DeAnander has taught me a lot about alternatives to our current industrial food system. I think of her as Michael Pollan, Wendell Berry, and Alice Waters rolled into one. Her latest post is a gem.

We’re all familiar with the myth: we learned it in school. It goes something like this:
Once Upon a Time, in the 1960’s, a crew of brilliant whitefellas in lab coats Saved the World by revolutionising farming and eliminating world hunger. Their new, advanced mechanical/chemical farming methods — vast areas of monocrop, heavy tractors, giant combines, tonnes of artificial pesticides and fertilisers — and their new, improved, superior hybridised crops increased yields tenfold and more. Without industrial farming, billions would starve, even though other billions would be re-sentenced to the short lives of brutal, backbreaking toil from which they were rescued by industrial/mechanised farming. Therefore, anyone who advocates organic or “sustainable” farming practise is some kind of heartless elitist who wants billions to starve and the rest to live as dawn-to-dusk field slaves — for this is what will happen if we do not continue and expand the highly successful [and highly profitable, for everyone except farmers and eaters] model of industrial/corporate farming. There is no other way to feed ourselves. If there are “external costs” of the industrial farming system, we will just have to accept them.

That’s what I was taught in school — and probably you were too, if the subject of agriculture was even mentioned during your school years.
The real story — slowly emerging now into public discourse, in bits and pieces, in a mosaic of books, documentary films, research, nationalist and peasant movements, grassroots efforts — is a lot more ambiguous and complicated. Did agricultural productivity really rise as a result of industrial farming methods?
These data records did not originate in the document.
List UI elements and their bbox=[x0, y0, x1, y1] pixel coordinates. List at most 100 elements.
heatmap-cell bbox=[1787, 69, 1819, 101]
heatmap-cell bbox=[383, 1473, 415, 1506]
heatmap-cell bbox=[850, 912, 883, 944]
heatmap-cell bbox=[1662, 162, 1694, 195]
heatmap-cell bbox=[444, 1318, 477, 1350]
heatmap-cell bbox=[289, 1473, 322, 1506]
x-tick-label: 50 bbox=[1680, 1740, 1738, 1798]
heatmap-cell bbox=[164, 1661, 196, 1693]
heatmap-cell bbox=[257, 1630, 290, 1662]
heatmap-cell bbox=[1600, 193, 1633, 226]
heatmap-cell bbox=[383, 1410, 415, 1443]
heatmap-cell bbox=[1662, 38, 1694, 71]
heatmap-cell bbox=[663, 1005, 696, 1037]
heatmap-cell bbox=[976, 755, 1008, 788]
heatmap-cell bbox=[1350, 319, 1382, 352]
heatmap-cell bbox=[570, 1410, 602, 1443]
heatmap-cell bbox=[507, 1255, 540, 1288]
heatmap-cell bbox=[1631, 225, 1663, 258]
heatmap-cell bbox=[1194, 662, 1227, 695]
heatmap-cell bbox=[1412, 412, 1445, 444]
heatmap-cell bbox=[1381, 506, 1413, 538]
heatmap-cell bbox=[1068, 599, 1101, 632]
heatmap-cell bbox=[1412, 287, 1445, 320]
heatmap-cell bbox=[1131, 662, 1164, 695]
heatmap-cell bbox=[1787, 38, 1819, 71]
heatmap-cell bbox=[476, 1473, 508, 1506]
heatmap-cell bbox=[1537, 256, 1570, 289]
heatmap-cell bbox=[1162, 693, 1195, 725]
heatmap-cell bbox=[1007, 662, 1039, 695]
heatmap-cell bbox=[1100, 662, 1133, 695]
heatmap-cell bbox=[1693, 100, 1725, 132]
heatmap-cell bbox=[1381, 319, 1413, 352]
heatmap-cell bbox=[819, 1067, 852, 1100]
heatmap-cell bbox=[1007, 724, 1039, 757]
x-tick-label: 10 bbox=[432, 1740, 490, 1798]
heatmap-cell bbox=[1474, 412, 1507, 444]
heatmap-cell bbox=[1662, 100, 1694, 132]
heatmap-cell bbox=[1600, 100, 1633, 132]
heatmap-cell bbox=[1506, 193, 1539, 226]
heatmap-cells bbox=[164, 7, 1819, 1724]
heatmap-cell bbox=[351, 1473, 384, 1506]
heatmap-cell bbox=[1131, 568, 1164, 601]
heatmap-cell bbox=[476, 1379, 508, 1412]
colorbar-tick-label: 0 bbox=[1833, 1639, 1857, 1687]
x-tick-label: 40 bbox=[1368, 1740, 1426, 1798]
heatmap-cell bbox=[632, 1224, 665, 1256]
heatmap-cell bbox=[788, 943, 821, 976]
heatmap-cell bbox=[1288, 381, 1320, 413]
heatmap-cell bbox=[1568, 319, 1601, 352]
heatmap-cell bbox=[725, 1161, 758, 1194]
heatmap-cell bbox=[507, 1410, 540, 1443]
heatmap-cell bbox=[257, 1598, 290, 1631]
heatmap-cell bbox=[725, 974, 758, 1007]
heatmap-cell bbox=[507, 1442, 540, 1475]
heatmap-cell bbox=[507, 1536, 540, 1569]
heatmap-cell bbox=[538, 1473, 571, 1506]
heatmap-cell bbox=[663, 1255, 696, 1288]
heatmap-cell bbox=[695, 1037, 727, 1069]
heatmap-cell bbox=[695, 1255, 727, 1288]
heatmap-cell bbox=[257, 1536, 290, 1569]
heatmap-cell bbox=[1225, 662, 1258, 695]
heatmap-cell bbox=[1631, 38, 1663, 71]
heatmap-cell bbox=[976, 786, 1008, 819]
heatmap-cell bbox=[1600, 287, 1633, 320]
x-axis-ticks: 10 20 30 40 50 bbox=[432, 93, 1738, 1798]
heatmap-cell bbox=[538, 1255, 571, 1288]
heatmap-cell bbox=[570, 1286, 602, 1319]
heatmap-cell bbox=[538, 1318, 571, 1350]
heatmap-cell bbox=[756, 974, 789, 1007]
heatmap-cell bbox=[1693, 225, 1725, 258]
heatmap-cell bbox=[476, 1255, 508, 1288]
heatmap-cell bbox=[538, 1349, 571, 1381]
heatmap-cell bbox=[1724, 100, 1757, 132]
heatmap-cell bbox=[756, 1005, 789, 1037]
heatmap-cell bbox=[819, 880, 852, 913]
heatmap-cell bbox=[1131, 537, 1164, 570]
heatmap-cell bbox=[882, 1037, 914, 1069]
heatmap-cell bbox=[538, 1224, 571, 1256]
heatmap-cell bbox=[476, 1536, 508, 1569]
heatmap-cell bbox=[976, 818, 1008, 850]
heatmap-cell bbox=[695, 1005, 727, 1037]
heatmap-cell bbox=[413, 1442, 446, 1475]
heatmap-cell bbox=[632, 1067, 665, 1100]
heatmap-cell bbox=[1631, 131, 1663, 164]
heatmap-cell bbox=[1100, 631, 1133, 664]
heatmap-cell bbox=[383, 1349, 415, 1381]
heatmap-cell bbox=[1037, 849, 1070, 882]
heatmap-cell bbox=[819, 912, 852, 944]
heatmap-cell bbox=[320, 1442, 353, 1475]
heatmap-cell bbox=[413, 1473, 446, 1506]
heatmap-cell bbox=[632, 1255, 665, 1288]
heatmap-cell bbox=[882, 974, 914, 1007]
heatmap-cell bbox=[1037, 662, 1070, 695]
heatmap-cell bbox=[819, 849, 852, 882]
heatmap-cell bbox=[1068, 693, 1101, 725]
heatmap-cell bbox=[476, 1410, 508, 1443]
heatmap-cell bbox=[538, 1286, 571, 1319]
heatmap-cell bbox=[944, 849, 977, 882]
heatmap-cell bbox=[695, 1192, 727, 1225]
Well, yes and no; it depends how you measure productivity. Was hunger really eliminated by the so-called Green Revolution of the 1960’s? Obviously not, since billions are going hungry worldwide today. How effective were the new artificial pesticides and fertilisers really? And what are the long-term consequences of their use? On what theories was this shift in agriculture based, and who benefited most, and what other agendas were on the table (or under it) at the time? And most urgently perhaps — as we measure the annual loss of topsoil, the reduced nutritional value of industrially-farmed food, and the many risks to food security posed by massively centralised and fossil-fuel-dependent food production — is there any other way to feed ourselves? If the answer is Yes, and any other approach to farming and food is capable of feeding us, then these two (or more) competing models of farming which should be examined and evaluated. But if the answer is No, then we are indeed the captives of an irrevocable choice made sometime in the 1930’s and 1940’s, with no way out.

Hunger is not inevitable. Factory farming is not inevitable. Low-quality, tasteless, contaminated food is not inevitable. Repeated “food scares” are not inevitable. Soaring public health costs are not inevitable. Another and better food system is eminently possible — now, not ten years from now or after some promised, imaginary “scientific breakthrough”. It is possible right now, today — in our own backyard(s).
What are we waiting for?
I'd encourage you to read the rest. It's brilliant.

1 comment:

H2 said...

Thanks for this, Bruce. And you're right--DeAnander's complete post is well worth reading.

In honor of this first spring day, I'm going out to plant cress in the ground right now.